PLoS One. 2013;8(1):e52854. doi: 10.1371/journal.pone.0052854. Epub 2013 Jan 14.
Phylogenetic profiles express the presence or absence of genes and their homologs across a number of reference genomes. They have emerged as an elegant representation framework for comparative genomics and have been used for the genome-wide inference and discovery of functionally linked genes or metabolic pathways. As the number of reference genomes grows, there is an acute need for faster and more accurate methods for phylogenetic profile analysis with increased performance in speed and quality. We propose a novel, efficient method for the detection of genomic idiosyncrasies, i.e. sets of genes found in a specific genome with peculiar phylogenetic properties, such as intra-genome correlations or inter-genome relationships. Our algorithm is a four-step process where genome profiles are first defined as fuzzy vectors, then discretized to binary vectors, followed by a de-noising step, and finally a comparison step to generate intra- and inter-genome distances for each gene profile. The method is validated with a carefully selected benchmark set of five reference genomes, using a range of approaches regarding similarity metrics and pre-processing stages for noise reduction. We demonstrate that the fuzzy profile method consistently identifies the actual phylogenetic relationship and origin of the genes under consideration for the majority of the cases, while the detected outliers are found to be particular genes with peculiar phylogenetic patterns. The proposed method provides a time-efficient and highly scalable approach for phylogenetic stratification, with the detected groups of genes being either similar to their own genome profile or different from it, thus revealing atypical evolutionary histories.

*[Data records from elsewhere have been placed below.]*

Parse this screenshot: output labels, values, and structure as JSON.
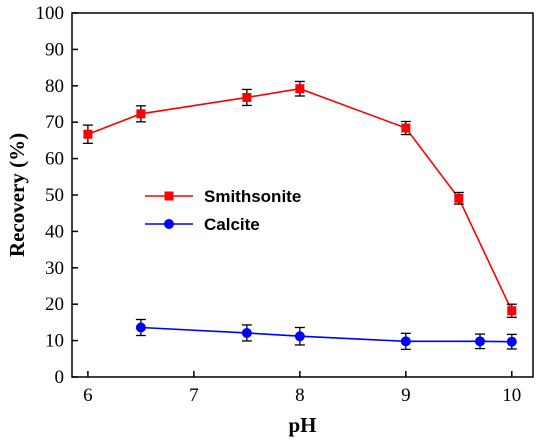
{
  "chart_data": {
    "type": "line",
    "xlabel": "pH",
    "ylabel": "Recovery (%)",
    "xlim": [
      5.85,
      10.2
    ],
    "ylim": [
      0,
      100
    ],
    "xticks": [
      6,
      7,
      8,
      9,
      10
    ],
    "yticks": [
      0,
      10,
      20,
      30,
      40,
      50,
      60,
      70,
      80,
      90,
      100
    ],
    "grid": false,
    "legend_position": "center-left",
    "series": [
      {
        "name": "Smithsonite",
        "color": "#ff0000",
        "marker": "square",
        "x": [
          6,
          6.5,
          7.5,
          8,
          9,
          9.5,
          10
        ],
        "y": [
          66.7,
          72.3,
          76.8,
          79.2,
          68.4,
          49.1,
          18.2
        ],
        "error": [
          2.5,
          2.2,
          2.2,
          2.0,
          1.8,
          1.6,
          1.8
        ]
      },
      {
        "name": "Calcite",
        "color": "#0000ff",
        "marker": "circle",
        "x": [
          6.5,
          7.5,
          8,
          9,
          9.7,
          10
        ],
        "y": [
          13.6,
          12.1,
          11.2,
          9.8,
          9.8,
          9.7
        ],
        "error": [
          2.2,
          2.2,
          2.4,
          2.2,
          2.0,
          2.0
        ]
      }
    ]
  }
}
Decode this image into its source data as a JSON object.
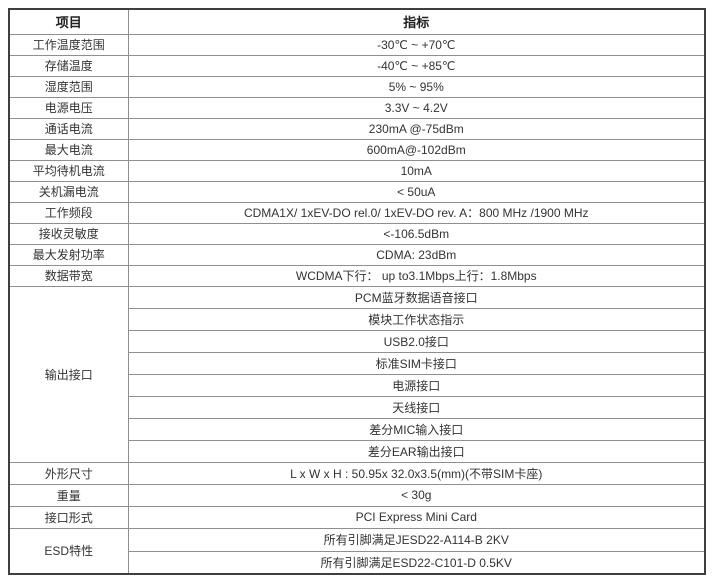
{
  "table": {
    "header": {
      "item": "项目",
      "value": "指标"
    },
    "rows": [
      {
        "item": "工作温度范围",
        "value": "-30℃ ~ +70℃"
      },
      {
        "item": "存储温度",
        "value": "-40℃ ~ +85℃"
      },
      {
        "item": "湿度范围",
        "value": "5% ~ 95%"
      },
      {
        "item": "电源电压",
        "value": "3.3V ~ 4.2V"
      },
      {
        "item": "通话电流",
        "value": "230mA @-75dBm"
      },
      {
        "item": "最大电流",
        "value": "600mA@-102dBm"
      },
      {
        "item": "平均待机电流",
        "value": "10mA"
      },
      {
        "item": "关机漏电流",
        "value": "< 50uA"
      },
      {
        "item": "工作频段",
        "value": "CDMA1X/ 1xEV-DO rel.0/ 1xEV-DO rev. A：800 MHz /1900 MHz"
      },
      {
        "item": "接收灵敏度",
        "value": "<-106.5dBm"
      },
      {
        "item": "最大发射功率",
        "value": "CDMA: 23dBm"
      },
      {
        "item": "数据带宽",
        "value": "WCDMA下行： up to3.1Mbps上行：1.8Mbps"
      },
      {
        "item": "输出接口",
        "values": [
          "PCM蓝牙数据语音接口",
          "模块工作状态指示",
          "USB2.0接口",
          "标准SIM卡接口",
          "电源接口",
          "天线接口",
          "差分MIC输入接口",
          "差分EAR输出接口"
        ]
      },
      {
        "item": "外形尺寸",
        "value": "L x W x H : 50.95x 32.0x3.5(mm)(不带SIM卡座)"
      },
      {
        "item": "重量",
        "value": "< 30g"
      },
      {
        "item": "接口形式",
        "value": "PCI Express Mini Card"
      },
      {
        "item": "ESD特性",
        "values": [
          "所有引脚满足JESD22-A114-B  2KV",
          "所有引脚满足ESD22-C101-D  0.5KV"
        ]
      }
    ]
  }
}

系统发生轮廓表达了在许多参考基因组中基因及其同源物的存在或缺失。它们已成为比较基因组学的一种优雅表示框架,并被用于功能相关基因或代谢途径的全基因组推断和发现。随着参考基因组数量的增加,人们迫切需要更快、更准确的方法来进行系统发生轮廓分析,以提高速度和质量方面的性能。我们提出了一种新颖、高效的方法来检测基因组特征,即发现在特定基因组中具有特殊系统发生特性的基因集,例如基因组内相关性或基因组间关系。我们的算法是一个四步过程,首先将基因组轮廓定义为模糊向量,然后将其离散化为二进制向量,接着进行去噪步骤,最后进行比较步骤,为每个基因轮廓生成基因组内和基因组间的距离。该方法使用一系列关于相似性度量和降噪预处理阶段的方法,在精心挑选的五个参考基因组的基准数据集上进行了验证。我们证明,模糊轮廓方法能够一致地识别出所考虑基因的实际系统发生关系和起源,而检测到的异常值被发现是具有特殊系统发生模式的特定基因。所提出的方法为系统发生分层提供了一种高效、高度可扩展的方法,所检测到的基因组要么与它们自己的基因组轮廓相似,要么与它们不同,从而揭示了非典型的进化历史。